The new consultant, who heads an independent IT company, is on a retainer for server maintenance, according to Foster. “He watches the system for intruder alerts, possible breeches and system success at blocking the malware or other threats,” she says. “In addition, he provides other assistance, such as the instillation of our new malware software, on an as- needed basis.”
Besides hiring this IT consultant, Foster’s firm has assigned a team member to be its internal expert on cybersecurity. “She is tuned into various news feeds and regular updates on this subject,” Foster says. “Then, as everyone on our staff sees articles or additional information that we think might be pertinent, we channel it through her. This team member, in turn, has professional contacts to run the information by and verify that we are covered, or help her look for other updates to keep our client and company information secure.”
With or without a designated in-house cybersecurity specialist, an outside professional can help with continuous precaution. The engagement with Halpern Financial’s consultant, for example, includes a program of educating employees about data security, with updates about new threats. “We have ongoing cybersecurity training throughout the year,” says Sotudeh. “When the workspace was implemented, all of our employees were trained to use it securely. Procedures were established to ensure the most secure usage.”
Kies says his firm has an extensive array of new procedures implemented to boost cybersecurity. On the list are better firewalls; more-advanced anti-virus, anti-malware, anti-spam email filtering and archiving; a more sophisticated backup system for its servers; better password management features and password vault implementation. “Our IT firm also provides end-user training on common mistakes,” he says.
At Harbor Financial, the result of hiring an outside expert has been a two-step process to strengthen cybersecurity. First, the firm created a list of procedures that were already in place. “They included having strong firewall protection, robust anti-viral software and spam filters,” says Foster. “We use encryption software when emailing sensitive client information, and use tokens when logging onto Schwab."
The second step, new safeguards, includes more-extensive wire procedures and ongoing education for employees, who are reminded about taking care when opening files in suspicious emails. “In addition,” says Foster, “we have protocols for any work done remotely, we continue to move to more cloud-based software and we maintain cybersecurity insurance coverage.” As yet another precaution, Harbor Financial has separated its phone and Internet services.
Quote"When we took out a cyber policy in 2015, we discovered that some policies don’t cover ransomware." -Elyse Foster, Harbor Financial Group.
“We have learned that the threats to our company are very real and need to be covered by insurance,” says Foster. “However, we were surprised that these items are not covered in a standard business policy.
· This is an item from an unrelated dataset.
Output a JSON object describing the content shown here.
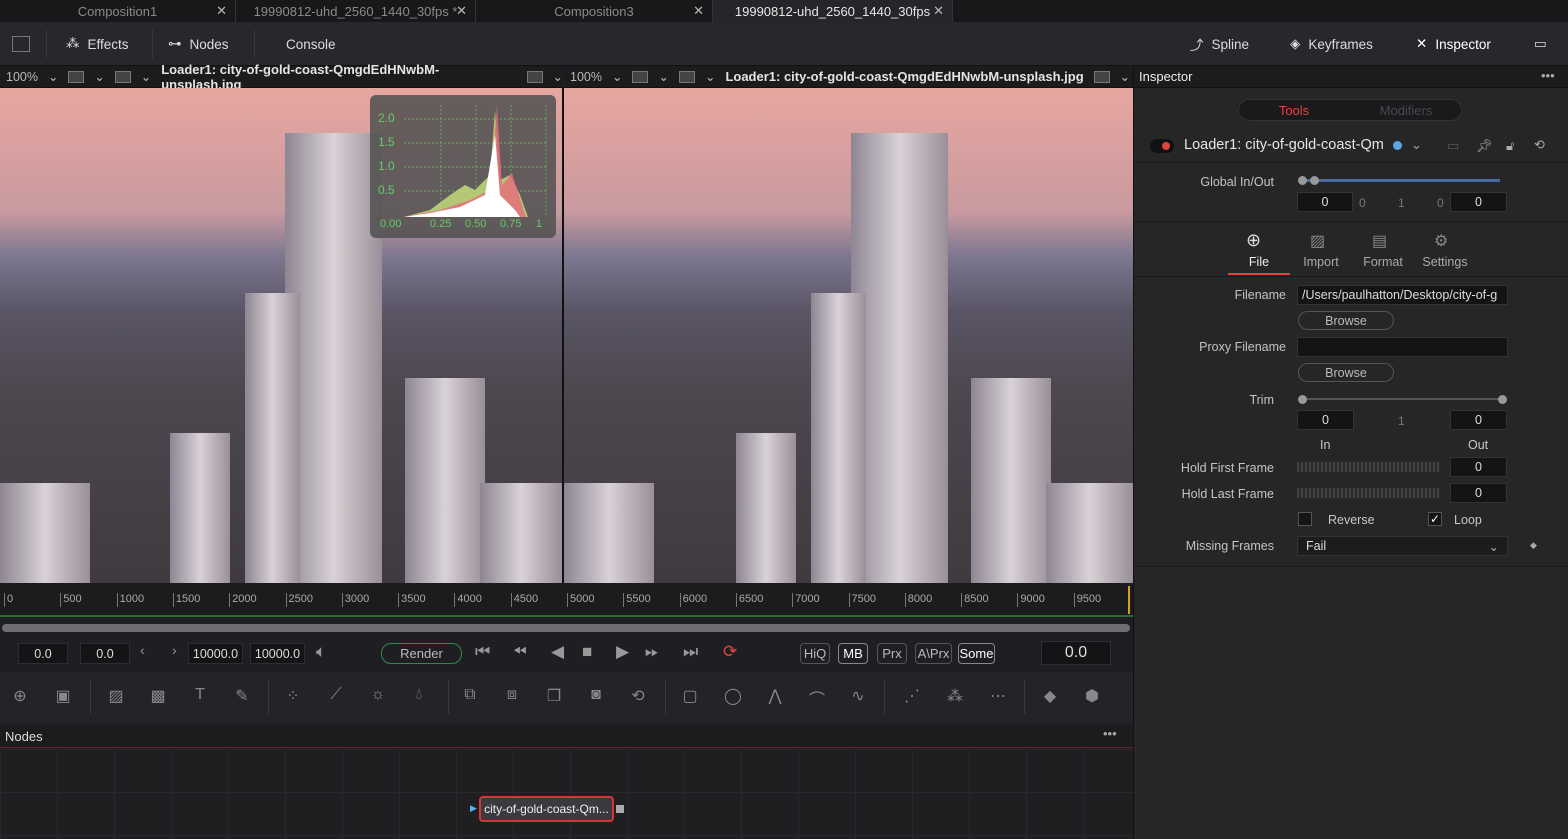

When we took out a cyber policy in 2015, we discovered that some policies don’t cover ransomware [malicious software that blocks access to a computer system until the victims pays]. In the event of a breech, some policies might not cover our business loss of cash, for example, even though they might cover losses in client accounts. It is hard to keep up with the risk coverage when the risk itself is rapidly changing.”
Unfortunately, those changes don’t seem to be slowing, so advisers may find themselves needing astute advice themselves in order to avoid cyber catastrophe.